Elle était si blanche, d'une si belle tournure, tant de talents, si gracieuse!—Pas tant, et puis elle n'était plus très jeune.—Elle lui avait donné de si beaux enfants!—Sa santé s'altérait, son teint se gâtait.—Elle avait tant d'esprit!—Elle devenait triste et assez maussade depuis quelques mois.

La discussion se soutenait, avec un avantage à peu près égal, lorsque la maîtresse de la maison la termina en disant:

«Je vous accorde que douze mille louis est une bien grosse somme, mais le pauvre lord George l'aimait tant!»
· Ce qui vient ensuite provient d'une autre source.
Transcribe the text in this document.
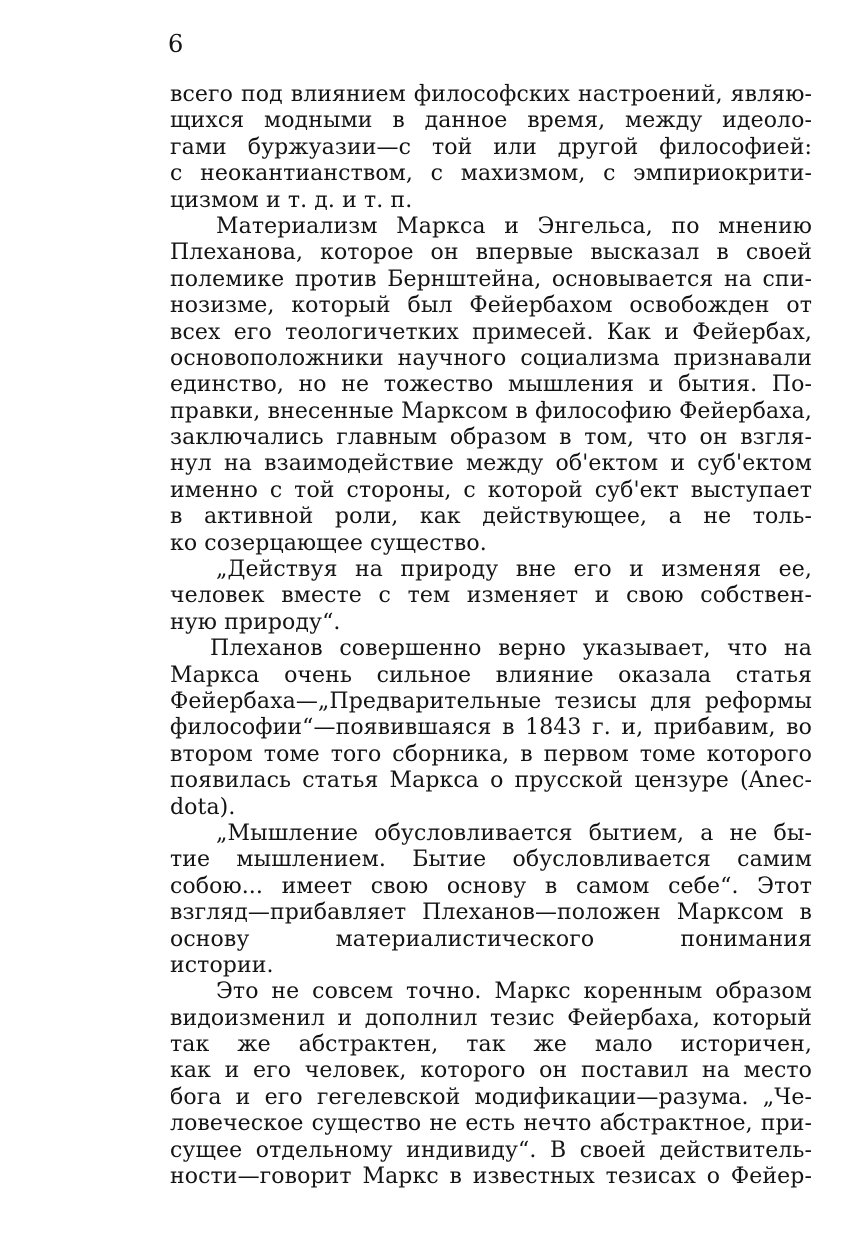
6
всего под влиянием философских настроений, являю-
щихся модными в данное время, между идеоло-
гами буржуазии—с той или другой философией:
с неокантианством, с махизмом, с эмпириокрити-
цизмом и т. д. и т. п.
Материализм Маркса и Энгельса, по мнению
Плеханова, которое он впервые высказал в своей
полемике против Бернштейна, основывается на спи-
нозизме, который был Фейербахом освобожден от
всех его теологичетких примесей. Как и Фейербах,
основоположники научного социализма признавали
единство, но не тожество мышления и бытия. По-
правки, внесенные Марксом в философию Фейербаха,
заключались главным образом в том, что он взгля-
нул на взаимодействие между об'ектом и суб'ектом
именно с той стороны, с которой суб'ект выступает
в активной роли, как действующее, а не толь-
ко созерцающее существо.
„Действуя на природу вне его и изменяя ее,
человек вместе с тем изменяет и свою собствен-
ную природу“.
Плеханов совершенно верно указывает, что на
Маркса очень сильное влияние оказала статья
Фейербаха—„Предварительные тезисы для реформы
философии“—появившаяся в 1843 г. и, прибавим, во
втором томе того сборника, в первом томе которого
появилась статья Маркса о прусской цензуре (Anec-
dota).
„Мышление обусловливается бытием, а не бы-
тие мышлением. Бытие обусловливается самим
собою... имеет свою основу в самом себе“. Этот
взгляд—прибавляет Плеханов—положен Марксом в
основу материалистического понимания
истории.
Это не совсем точно. Маркс коренным образом
видоизменил и дополнил тезис Фейербаха, который
так же абстрактен, так же мало историчен,
как и его человек, которого он поставил на место
бога и его гегелевской модификации—разума. „Че-
ловеческое существо не есть нечто абстрактное, при-
сущее отдельному индивиду“. В своей действитель-
ности—говорит Маркс в известных тезисах о Фейер-
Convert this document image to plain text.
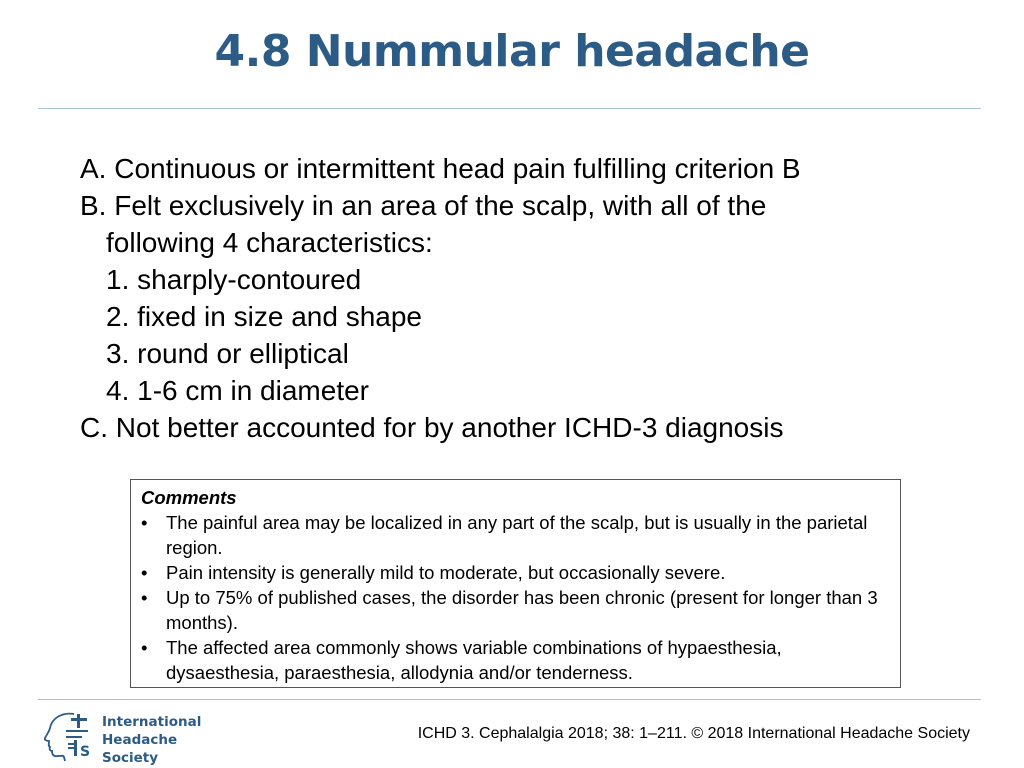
4.8 Nummular headache
A. Continuous or intermittent head pain fulfilling criterion B
B. Felt exclusively in an area of the scalp, with all of the
following 4 characteristics:
1. sharply-contoured
2. fixed in size and shape
3. round or elliptical
4. 1-6 cm in diameter
C. Not better accounted for by another ICHD-3 diagnosis
Comments
• The painful area may be localized in any part of the scalp, but is usually in the parietal region.
• Pain intensity is generally mild to moderate, but occasionally severe.
• Up to 75% of published cases, the disorder has been chronic (present for longer than 3 months).
• The affected area commonly shows variable combinations of hypaesthesia, dysaesthesia, paraesthesia, allodynia and/or tenderness.
S
International
Headache Society
ICHD 3. Cephalalgia 2018; 38: 1–211. © 2018 International Headache Society
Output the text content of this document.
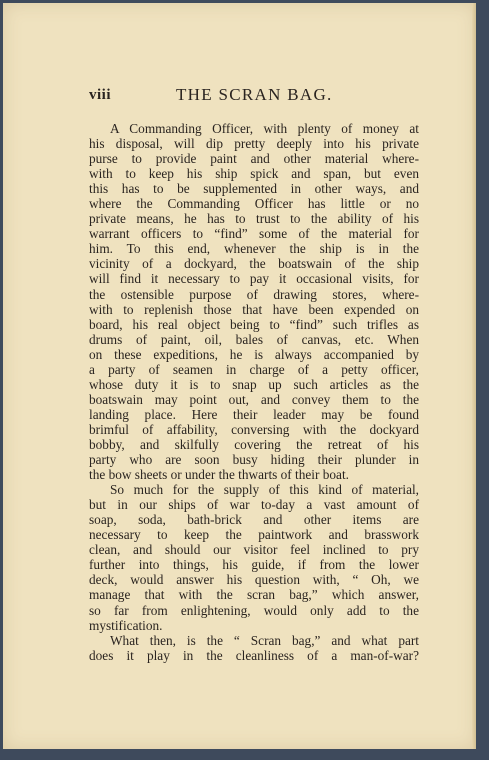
viii	THE SCRAN BAG.
A Commanding Officer, with plenty of money at
his disposal, will dip pretty deeply into his private
purse to provide paint and other material where-
with to keep his ship spick and span, but even
this has to be supplemented in other ways, and
where the Commanding Officer has little or no
private means, he has to trust to the ability of his
warrant officers to “find” some of the material for
him. To this end, whenever the ship is in the
vicinity of a dockyard, the boatswain of the ship
will find it necessary to pay it occasional visits, for
the ostensible purpose of drawing stores, where-
with to replenish those that have been expended on
board, his real object being to “find” such trifles as
drums of paint, oil, bales of canvas, etc. When
on these expeditions, he is always accompanied by
a party of seamen in charge of a petty officer,
whose duty it is to snap up such articles as the
boatswain may point out, and convey them to the
landing place. Here their leader may be found
brimful of affability, conversing with the dockyard
bobby, and skilfully covering the retreat of his
party who are soon busy hiding their plunder in
the bow sheets or under the thwarts of their boat.
So much for the supply of this kind of material,
but in our ships of war to-day a vast amount of
soap, soda, bath-brick and other items are
necessary to keep the paintwork and brasswork
clean, and should our visitor feel inclined to pry
further into things, his guide, if from the lower
deck, would answer his question with, “ Oh, we
manage that with the scran bag,” which answer,
so far from enlightening, would only add to the
mystification.
What then, is the “ Scran bag,” and what part
does it play in the cleanliness of a man-of-war?
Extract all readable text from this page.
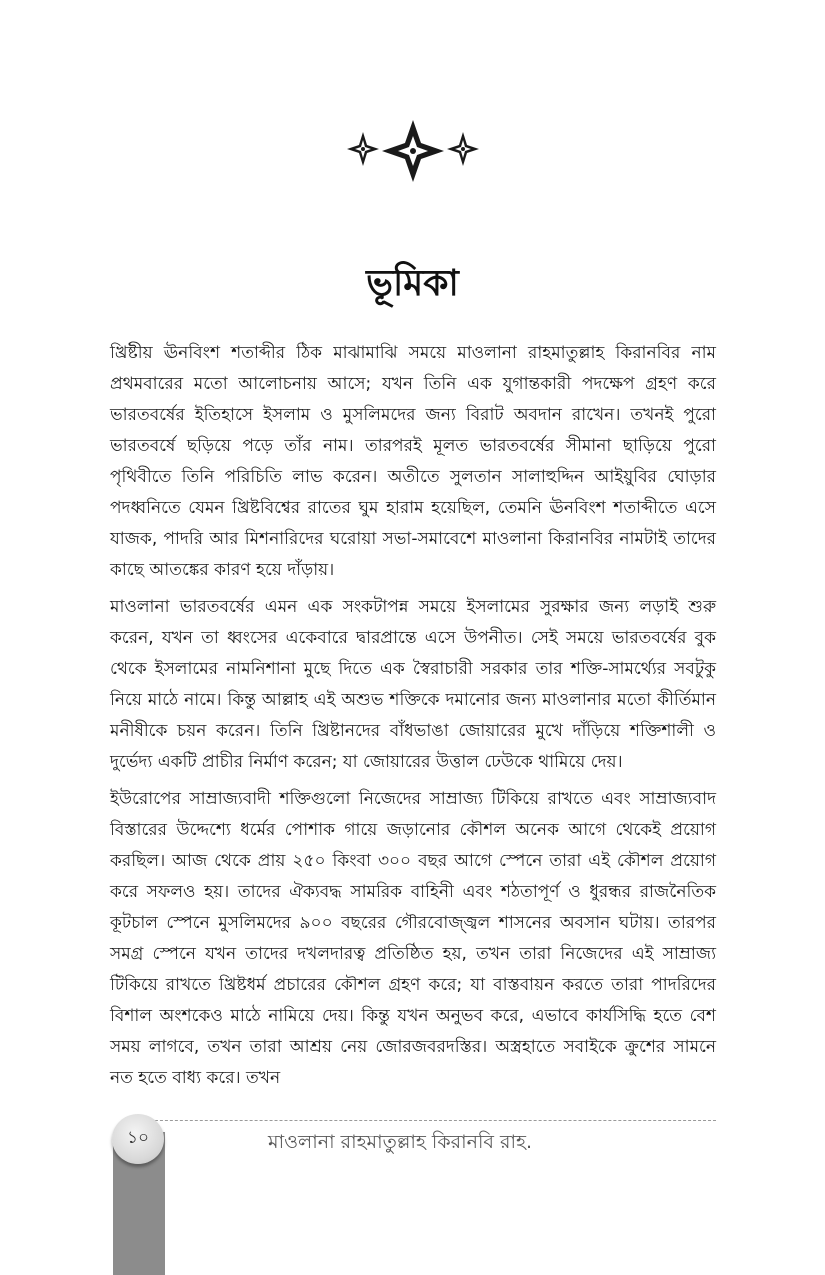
ভূমিকা

খ্রিষ্টীয় ঊনবিংশ শতাব্দীর ঠিক মাঝামাঝি সময়ে মাওলানা রাহমাতুল্লাহ কিরানবির নাম প্রথমবারের মতো আলোচনায় আসে; যখন তিনি এক যুগান্তকারী পদক্ষেপ গ্রহণ করে ভারতবর্ষের ইতিহাসে ইসলাম ও মুসলিমদের জন্য বিরাট অবদান রাখেন। তখনই পুরো ভারতবর্ষে ছড়িয়ে পড়ে তাঁর নাম। তারপরই মূলত ভারতবর্ষের সীমানা ছাড়িয়ে পুরো পৃথিবীতে তিনি পরিচিতি লাভ করেন। অতীতে সুলতান সালাহুদ্দিন আইয়ুবির ঘোড়ার পদধ্বনিতে যেমন খ্রিষ্টবিশ্বের রাতের ঘুম হারাম হয়েছিল, তেমনি ঊনবিংশ শতাব্দীতে এসে যাজক, পাদরি আর মিশনারিদের ঘরোয়া সভা-সমাবেশে মাওলানা কিরানবির নামটাই তাদের কাছে আতঙ্কের কারণ হয়ে দাঁড়ায়।

মাওলানা ভারতবর্ষের এমন এক সংকটাপন্ন সময়ে ইসলামের সুরক্ষার জন্য লড়াই শুরু করেন, যখন তা ধ্বংসের একেবারে দ্বারপ্রান্তে এসে উপনীত। সেই সময়ে ভারতবর্ষের বুক থেকে ইসলামের নামনিশানা মুছে দিতে এক স্বৈরাচারী সরকার তার শক্তি-সামর্থ্যের সবটুকু নিয়ে মাঠে নামে। কিন্তু আল্লাহ এই অশুভ শক্তিকে দমানোর জন্য মাওলানার মতো কীর্তিমান মনীষীকে চয়ন করেন। তিনি খ্রিষ্টানদের বাঁধভাঙা জোয়ারের মুখে দাঁড়িয়ে শক্তিশালী ও দুর্ভেদ্য একটি প্রাচীর নির্মাণ করেন; যা জোয়ারের উত্তাল ঢেউকে থামিয়ে দেয়।

ইউরোপের সাম্রাজ্যবাদী শক্তিগুলো নিজেদের সাম্রাজ্য টিকিয়ে রাখতে এবং সাম্রাজ্যবাদ বিস্তারের উদ্দেশ্যে ধর্মের পোশাক গায়ে জড়ানোর কৌশল অনেক আগে থেকেই প্রয়োগ করছিল। আজ থেকে প্রায় ২৫০ কিংবা ৩০০ বছর আগে স্পেনে তারা এই কৌশল প্রয়োগ করে সফলও হয়। তাদের ঐক্যবদ্ধ সামরিক বাহিনী এবং শঠতাপূর্ণ ও ধুরন্ধর রাজনৈতিক কূটচাল স্পেনে মুসলিমদের ৯০০ বছরের গৌরবোজ্জ্বল শাসনের অবসান ঘটায়। তারপর সমগ্র স্পেনে যখন তাদের দখলদারত্ব প্রতিষ্ঠিত হয়, তখন তারা নিজেদের এই সাম্রাজ্য টিকিয়ে রাখতে খ্রিষ্টধর্ম প্রচারের কৌশল গ্রহণ করে; যা বাস্তবায়ন করতে তারা পাদরিদের বিশাল অংশকেও মাঠে নামিয়ে দেয়। কিন্তু যখন অনুভব করে, এভাবে কার্যসিদ্ধি হতে বেশ সময় লাগবে, তখন তারা আশ্রয় নেয় জোরজবরদস্তির। অস্ত্রহাতে সবাইকে ক্রুশের সামনে নত হতে বাধ্য করে। তখন

১০	মাওলানা রাহমাতুল্লাহ কিরানবি রাহ.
La force de cet argument parut irrésistible et concilia toutes les opinions. J'écoutais avec étonnement. Je me sentais froissée d'entendre des femmes de la plus haute volée énumérer et discuter les mérites d'une de leurs compagnes comme on aurait pu faire des qualités d'un cheval et ensuite apprécier en écus le chagrin que sa perte avait dû causer à son mari qui, déjà, me paraissait odieux en poursuivant devant les tribunaux la mère de ses enfants frappée par la main de Dieu de la plus grande calamité à laquelle un être humain puisse être condamné.

Faut-il conclure de là que la haute société en Angleterre manque de délicatesse! Cela serait aussi injuste que d'établir que les femmes françaises sont sans modestie parce qu'elles emploient quelques locutions proscrites de l'autre côté du canal. Ce qui est vrai, c'est que les différents usages présentent les objets sous d'autres faces, et qu'il ne faut pas se hâter de juger les étrangers sans avoir fait un profond examen de leurs mœurs. Quelle société ne présente pas des anomalies choquantes pour l'observateur qui n'y est pas accoutumé? J'admirais en théorie le respect des anglais pour les hiérarchies sociales, et puis ma sociabilité française s'irritait de les voir en action dans les salons.

Les grandes dames ouvrent leurs portes une ou deux fois dans l'année à tout ce qui, par une relation quelconque mais surtout par celles qui se rapportent aux élections, a l'honneur d'oser se faire écrire chez elles en arrivant à Londres. Cette visite se rend par l'envoi d'une très grande carte sur laquelle est imprimé: la duchesse *** at home, tel jour, à la date de plusieurs semaines. Le nom des personnes auxquelles elle s'adresse est écrit derrière, à la main. Dieu sait quel mouvement on se donne pour en recevoir une, et toutes les courses, toutes les manœuvres, pour faire valoir ses droits à en obtenir.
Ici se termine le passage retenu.